Discovering Local Spatial Relationships for Image Recognition

Intellectual Systems and Technologies

Nowadays the feature detection approach widely used in lots of computer vision applications has been particularly improved by using unsupervised feature learning techniques such as Restricted Boltzman Machines and Sparse Autoencoders. It helps to learn features from large amounts of generally unrelated (or domain-related) data. Unsupervised feature learning has especially become useful combined with deep learning models like convolution neural networks and Deep Belifef Networks. However, when dealing with complex and high-level structured data, as long as with data exposed to lots of invariant transformations (which is highly relevant to a computer vision in 3D and motion), it can become a problem to construct a bag-of-words like a feature dictionary to contain all the possible changes an object can take.
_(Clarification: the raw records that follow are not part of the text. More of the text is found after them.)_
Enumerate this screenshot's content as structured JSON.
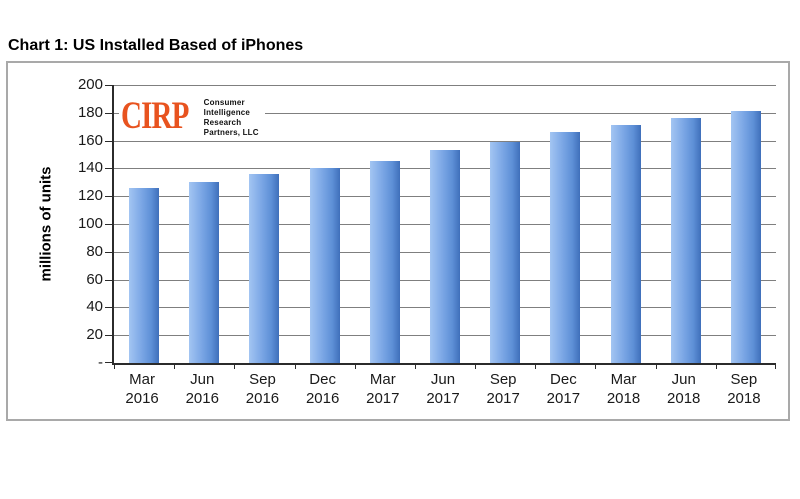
{
  "title": "Chart 1: US Installed Based of iPhones",
  "logo": {
    "abbr": "CIRP",
    "color": "#e8531f",
    "lines": [
      "Consumer",
      "Intelligence",
      "Research",
      "Partners, LLC"
    ]
  },
  "chart_data": {
    "type": "bar",
    "title": "Chart 1: US Installed Based of iPhones",
    "categories": [
      "Mar 2016",
      "Jun 2016",
      "Sep 2016",
      "Dec 2016",
      "Mar 2017",
      "Jun 2017",
      "Sep 2017",
      "Dec 2017",
      "Mar 2018",
      "Jun 2018",
      "Sep 2018"
    ],
    "values": [
      126,
      130,
      136,
      140,
      145,
      153,
      159,
      166,
      171,
      176,
      181
    ],
    "xlabel": "",
    "ylabel": "millions of units",
    "ylim": [
      0,
      200
    ],
    "ytick_step": 20,
    "ytick_labels": [
      "-",
      "20",
      "40",
      "60",
      "80",
      "100",
      "120",
      "140",
      "160",
      "180",
      "200"
    ],
    "zero_tick_label": "-",
    "grid": true,
    "legend": false,
    "bar_gradient": [
      "#a3c5f2",
      "#7da8e6",
      "#3f6fba"
    ],
    "gridline_color": "#7f7f7f",
    "axis_color": "#2b2b2b"
  }
}
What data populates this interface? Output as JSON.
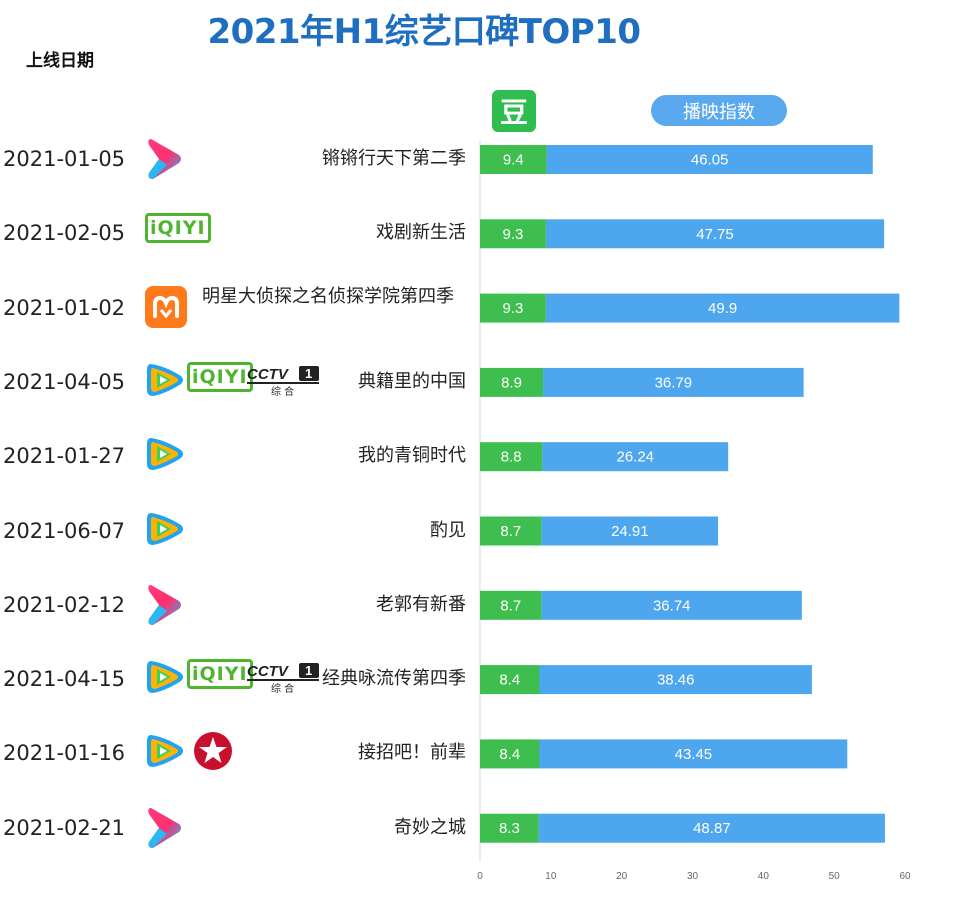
{
  "title": "2021年H1综艺口碑TOP10",
  "date_header": "上线日期",
  "douban_label": "豆",
  "index_label": "播映指数",
  "colors": {
    "douban": "#3dbe4f",
    "index": "#4ea6ee",
    "title": "#1f6fc0"
  },
  "chart_data": {
    "type": "bar",
    "orientation": "horizontal",
    "stacked": true,
    "xlim": [
      0,
      60
    ],
    "xticks": [
      0,
      10,
      20,
      30,
      40,
      50,
      60
    ],
    "categories": [
      "锵锵行天下第二季",
      "戏剧新生活",
      "明星大侦探之名侦探学院第四季",
      "典籍里的中国",
      "我的青铜时代",
      "酌见",
      "老郭有新番",
      "经典咏流传第四季",
      "接招吧！前辈",
      "奇妙之城"
    ],
    "series": [
      {
        "name": "豆",
        "values": [
          9.4,
          9.3,
          9.3,
          8.9,
          8.8,
          8.7,
          8.7,
          8.4,
          8.4,
          8.3
        ]
      },
      {
        "name": "播映指数",
        "values": [
          46.05,
          47.75,
          49.9,
          36.79,
          26.24,
          24.91,
          36.74,
          38.46,
          43.45,
          48.87
        ]
      }
    ]
  },
  "rows": [
    {
      "date": "2021-01-05",
      "name": "锵锵行天下第二季",
      "platforms": [
        "youku-icon"
      ]
    },
    {
      "date": "2021-02-05",
      "name": "戏剧新生活",
      "platforms": [
        "iqiyi-icon"
      ]
    },
    {
      "date": "2021-01-02",
      "name": "明星大侦探之名侦探学院第四季",
      "platforms": [
        "mango-tv-icon"
      ]
    },
    {
      "date": "2021-04-05",
      "name": "典籍里的中国",
      "platforms": [
        "tencent-video-icon",
        "iqiyi-icon",
        "cctv1-icon"
      ]
    },
    {
      "date": "2021-01-27",
      "name": "我的青铜时代",
      "platforms": [
        "tencent-video-icon"
      ]
    },
    {
      "date": "2021-06-07",
      "name": "酌见",
      "platforms": [
        "tencent-video-icon"
      ]
    },
    {
      "date": "2021-02-12",
      "name": "老郭有新番",
      "platforms": [
        "youku-icon"
      ]
    },
    {
      "date": "2021-04-15",
      "name": "经典咏流传第四季",
      "platforms": [
        "tencent-video-icon",
        "iqiyi-icon",
        "cctv1-icon"
      ]
    },
    {
      "date": "2021-01-16",
      "name": "接招吧！前辈",
      "platforms": [
        "tencent-video-icon",
        "dragon-tv-icon"
      ]
    },
    {
      "date": "2021-02-21",
      "name": "奇妙之城",
      "platforms": [
        "youku-icon"
      ]
    }
  ],
  "logo_text": {
    "iqiyi": "iQIYI",
    "cctv": "CCTV",
    "cctv_channel": "1",
    "cctv_sub": "综 合"
  }
}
Instead, the study offers a different approach involving discovering some relevant spatial relationships that appear across the dataset. The idea by itself is not a new one. The classical example of using spatial structures for recognition would be a distinct pattern of a human face, with two eyes and a mouth. However, most of the existing solutions are strictly limited by a certain domain. The study proposes an algorithm inspired by some properties of a primary visual cortex V1. It mimics the functionality of orientation cells, discovers general properties of a natural image and aggregates them together to extract some useful statistics to be further used in a classification algorithm.